People are starting to get hungry. It is close to 7 o'clock at night. Cherilyn and Moriah, our two student missionary nurses who live next door in an attached one-room apartment, come over. They start putting pots on the stove for boiling water for pasta. They get some bread out and begin the rest of the food preparations for supper.
Time is running short. I think I have everything packed. Cherilyn and Moriah have the water boiling on the pots. People are settled into our living room getting to know the "newbies". Heather, another volunteer in Buea, is on her way to pick up Andrea and host her for her week. I never did find time to sweep the floors or wash the dishes. Oh, well! Eventually, things seem to work out. Most of the time, at the last minute! At the last minute, God provided a replacement physician. At the last minute, Andrea showed up so we could meet her before leaving for the month. At the last minute, our student missionary nurses take over cooking and settling in our new doctor. At the last minute, the rain stops so our taxi driver can carry our luggage to the car without getting soaked. To be honest, I am not always comfortable with everything being last minute. I would have liked to tell my patients that someone was going to be at the clinic to follow up their problems in an appriate manner a month ago.
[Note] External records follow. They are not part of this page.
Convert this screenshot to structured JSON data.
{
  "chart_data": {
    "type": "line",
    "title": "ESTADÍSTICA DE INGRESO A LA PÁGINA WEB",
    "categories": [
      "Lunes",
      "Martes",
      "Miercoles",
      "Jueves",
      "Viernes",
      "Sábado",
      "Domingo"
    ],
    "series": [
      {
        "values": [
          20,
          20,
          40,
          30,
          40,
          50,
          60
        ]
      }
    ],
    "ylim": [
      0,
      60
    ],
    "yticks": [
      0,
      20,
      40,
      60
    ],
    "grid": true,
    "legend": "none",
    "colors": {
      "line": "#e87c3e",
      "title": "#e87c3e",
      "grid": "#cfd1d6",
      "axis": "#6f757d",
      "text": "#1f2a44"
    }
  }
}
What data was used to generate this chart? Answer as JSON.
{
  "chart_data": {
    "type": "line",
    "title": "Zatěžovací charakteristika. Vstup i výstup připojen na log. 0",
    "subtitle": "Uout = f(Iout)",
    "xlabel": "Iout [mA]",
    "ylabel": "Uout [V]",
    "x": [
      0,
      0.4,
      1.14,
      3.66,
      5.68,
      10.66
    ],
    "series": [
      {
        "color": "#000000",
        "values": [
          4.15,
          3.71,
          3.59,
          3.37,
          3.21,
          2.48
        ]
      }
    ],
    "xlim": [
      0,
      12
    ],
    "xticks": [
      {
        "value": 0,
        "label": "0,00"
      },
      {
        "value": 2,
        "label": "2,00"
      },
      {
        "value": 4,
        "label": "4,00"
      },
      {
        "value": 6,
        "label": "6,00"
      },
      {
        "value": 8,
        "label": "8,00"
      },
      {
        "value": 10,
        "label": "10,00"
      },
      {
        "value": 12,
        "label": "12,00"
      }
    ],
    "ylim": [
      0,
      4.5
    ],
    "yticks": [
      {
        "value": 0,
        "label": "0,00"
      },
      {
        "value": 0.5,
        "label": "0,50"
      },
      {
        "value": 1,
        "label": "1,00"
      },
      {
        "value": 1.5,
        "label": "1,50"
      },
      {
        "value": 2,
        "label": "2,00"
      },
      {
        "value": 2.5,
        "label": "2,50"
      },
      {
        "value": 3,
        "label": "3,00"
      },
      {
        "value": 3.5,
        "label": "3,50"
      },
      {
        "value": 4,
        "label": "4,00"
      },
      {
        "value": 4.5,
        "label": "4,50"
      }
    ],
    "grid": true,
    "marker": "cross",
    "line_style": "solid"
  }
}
I would have liked to give doctor Matt more time to feel at home in our house and clinic. Ideally, it would have been good to spend a few days seeing patients with him so he could get used to Cameroon medicine. One must be flexible! Christ reminds me, most appropriately, "...do not worry about tomorrow; sufficient the troubles for today..."
"True, Lord," I think.
As I finally start to relax safely boarded on the airplane, I remember I Peter 3:5. "Cast all your cares on Him, for He cares for you." It is a comfort to know that our little health centre is in God's capable hands -- no matter where I travel. And...He does care!